The PROBAST has a total of 20 key questions to help with the classification of ROB as low, high or unclear, and includes signalling questions to help make judgements. Signalling questions are rated as yes, probably yes, probably no, no or no information. Finally, overall judgement was made about the ROB and concerns regarding the applicability of the prediction model evaluation across all assessed domains (Table/Fig 4).
Five articles were included in this review and had been published in 2014-2021. The sample sizes of the studies ranged from 570 to 24,331 participants. Four studies were from Asia: South Korea, Japan, Qatar and China. Only one study was from North America, i.e., the USA. The types of machine learning involved were Artificial Neural Network (ANN), Support Vector Machine (SVM), Reverse Engineering Forward Simulation (REFS), XGboost (XGB), RF, Gradient Boosting Machine (GBM), Deep Learning (DL) and GA-XGBT. All studies involved the development of prediction models for prediabetes screening. Three studies used the prediabetes definition based on American Diabetes Association guidelines, while the other two studies used different sets of definitions pertaining to their own country (South Korea and China). The differing units used and ranges resulted in slightly lower thresholds for FPG. Using PROBAST, all five studies had low ROB.
Study population and databases: The largest data set was obtained retrospectively for 2007-2012 from the electronic health records of the Humedica database on US adults, whereby 24,331 adults without type 1 diabetes were entered in the database with blood glucose in the low risk range (normoglycaemic) (28). This was followed by the study from Japan, which analysed data from comprehensive medical check-ups (2006-2017) involving 9,906 healthy office workers without serious diabetes or advanced renal failure and who were aged 40-60 years (29). The study from Qatar reported the clinical, anthropometric and demographic data of 7,386 people aged between 18 to 86 years from the Qatar Biobank, which has been collecting data from the general population since 2012, from which participants with Body Mass Index (BMI) <18.5 kg/m2 were excluded (30). The South Korean study used data from the 2010 Korean National Health and Nutrition Examination Survey (KNHANES) involving 4,685 participants, excluding participants with diabetes, and involved South Korean adults aged 51-54 years (27). Lastly, the study from China used 2011-2019 data from Shuguang hospital affiliated with Shanghai university of traditional chinese medicine, comprising 570 prediabetic participants aged 57-68 years (31).

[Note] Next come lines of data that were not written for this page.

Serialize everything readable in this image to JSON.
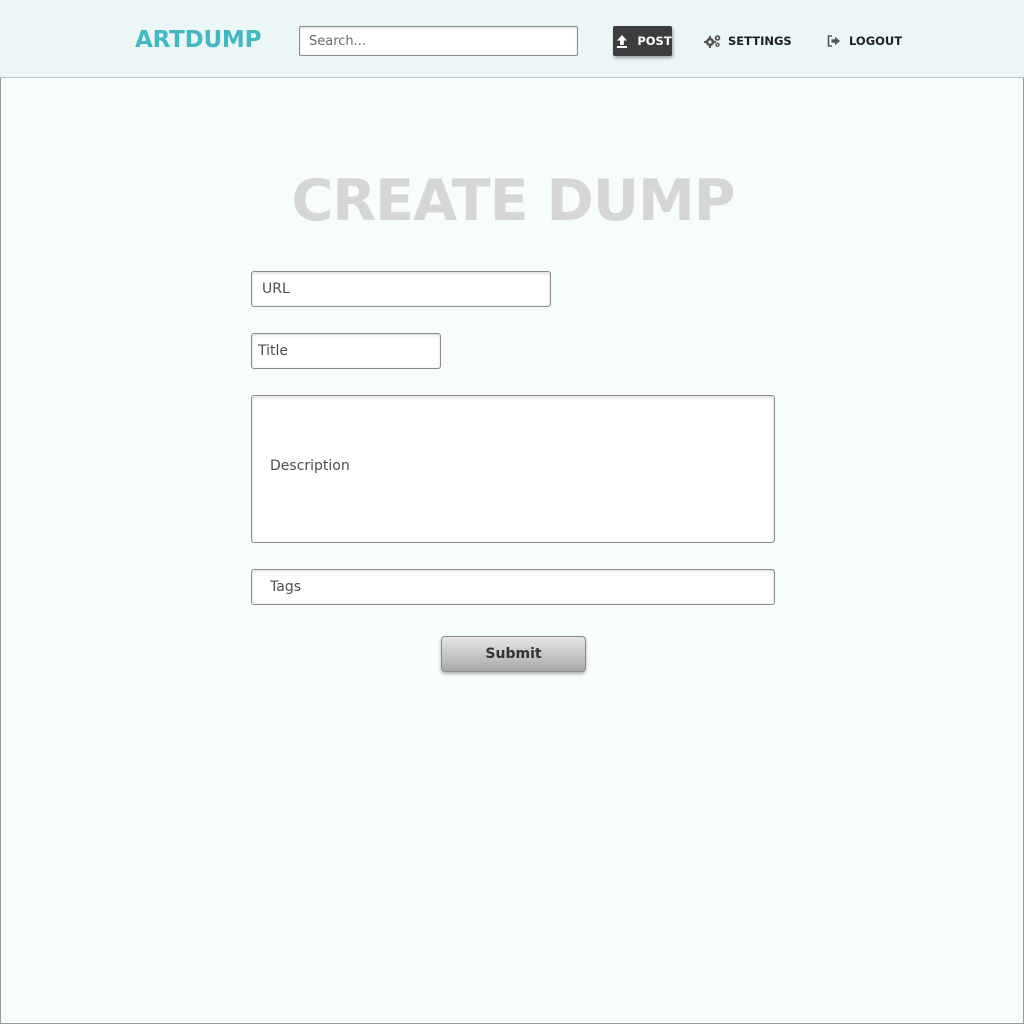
{
  "header": {
    "logo": "ARTDUMP",
    "search_placeholder": "Search...",
    "nav": {
      "post_label": "POST",
      "settings_label": "SETTINGS",
      "logout_label": "LOGOUT"
    },
    "icons": {
      "post": "upload-icon",
      "settings": "gears-icon",
      "logout": "logout-icon"
    }
  },
  "main": {
    "title": "CREATE DUMP",
    "form": {
      "url_placeholder": "URL",
      "title_placeholder": "Title",
      "description_placeholder": "Description",
      "tags_placeholder": "Tags",
      "submit_label": "Submit"
    }
  },
  "colors": {
    "accent": "#44b8c2",
    "header_bg": "#ebf7f7",
    "page_bg": "#f7fcfc",
    "post_button_bg": "#3b3d3e",
    "title_color": "#d6d6d6"
  }
}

Validation and missing data: Three studies performed internal validation using the same database, and it was either ten fold cross-validation or five fold cross validation (29),(30),(31). The study from the USA performed external validation using datasets that were not from the Humedica database (28). The South Korean study performed both internal (10 fold cross validation) and external validation using 2011 KNHANES data (27). Regarding management of missing data, two studies excluded missing data (27),(29) and two studies used imputation (28),(30). The study from China did not mention missing data (31).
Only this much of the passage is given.